Lilis Setiadi, president director of BPAM, which manages almost Rp 45 trillion (US$3.18 billion) worth of funds, said the discovery of a vaccine would be the prerequisite for recovery to reach pre-pandemic levels, despite the reopening of economies worldwide.

“What we’re seeing, in terms of forecast, global recovery to a pre-COVID-19 level will take place in the first quarter of 2021. This is assuming that we are not seeing a second wave in the majority of countries that have been impacted by COVID-19," Lilis said during The Jakarta Post’s Jakpost Up Close webinar series “Investing in stocks: Best strategies in volatile times”.

BPAM forecast the country's GDP growth to range from 0.5 percent to a 0.5 percent contraction, compared with the government’s projection of 2.3 percent growth this year, or a 0.4 percent contraction under a worst-case scenario.

“When this whole COVID-19 is resolved, we expect to see a U-shaped recovery in the domestic economy,” Lilis noted, adding: "We are not going to see a sharp recovery like a V-shape."

The Indonesian government has unveiled a Rp 677.2 trillion (US$47.89 billion) economic stimulus package to cushion the COVID-19 blow. The stimulus will widen the budget deficit to 6.34 percent while, historically, Indonesia has maintained a deficit cap of 3 percent. 

“Many are asking whether this would be sufficient. A more important question is not whether or not it is going to be enough, but whether this amount of stimulus can be effectively deployed and the deployment can happen in a fast manner,” she said.

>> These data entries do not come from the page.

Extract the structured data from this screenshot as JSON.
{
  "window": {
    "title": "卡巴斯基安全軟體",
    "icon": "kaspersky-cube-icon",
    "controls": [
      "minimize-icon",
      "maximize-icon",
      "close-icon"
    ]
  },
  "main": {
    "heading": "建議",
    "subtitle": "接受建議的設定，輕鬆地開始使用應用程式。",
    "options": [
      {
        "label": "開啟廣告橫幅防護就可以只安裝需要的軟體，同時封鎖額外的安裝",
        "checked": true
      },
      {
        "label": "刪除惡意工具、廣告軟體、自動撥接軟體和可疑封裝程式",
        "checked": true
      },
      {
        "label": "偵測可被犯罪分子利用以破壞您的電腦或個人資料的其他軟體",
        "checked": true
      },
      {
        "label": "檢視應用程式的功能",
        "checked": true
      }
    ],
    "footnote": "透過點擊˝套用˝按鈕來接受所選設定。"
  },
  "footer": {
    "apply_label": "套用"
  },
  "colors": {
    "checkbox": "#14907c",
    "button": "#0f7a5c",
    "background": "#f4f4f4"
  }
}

Aside from broadening the budget to fight the pandemic, Bank Indonesia cut its benchmark interest rate by 50 bps so far this year to 4.5 percent in an effort to further stabilize the economy. The market is under the consensus that there is still room for further cuts.

“Looking at how the rupiah is doing, we believe that the central bank will have room to cut more, probably twice this year, each at 25 basis points,” Lilis noted.

In a recent announcement, Finance Minister Sri Mulyani Indrawati said the economy was projected to shrink 3.1 percent in the second quarter this year, after only growing 2.97 percent in the first quarter, the slowest pace in 19 years.

Based on BPAM’s forecast, this year's third quarter GDP will experience a slight negative percentage, considering the low levels of activities following the easing of restrictions in the country.

In the fourth quarter, the firm is expecting to see a positive percentage as economic activities normalize to 70 to 80 percent of pre-COVID-19 levels.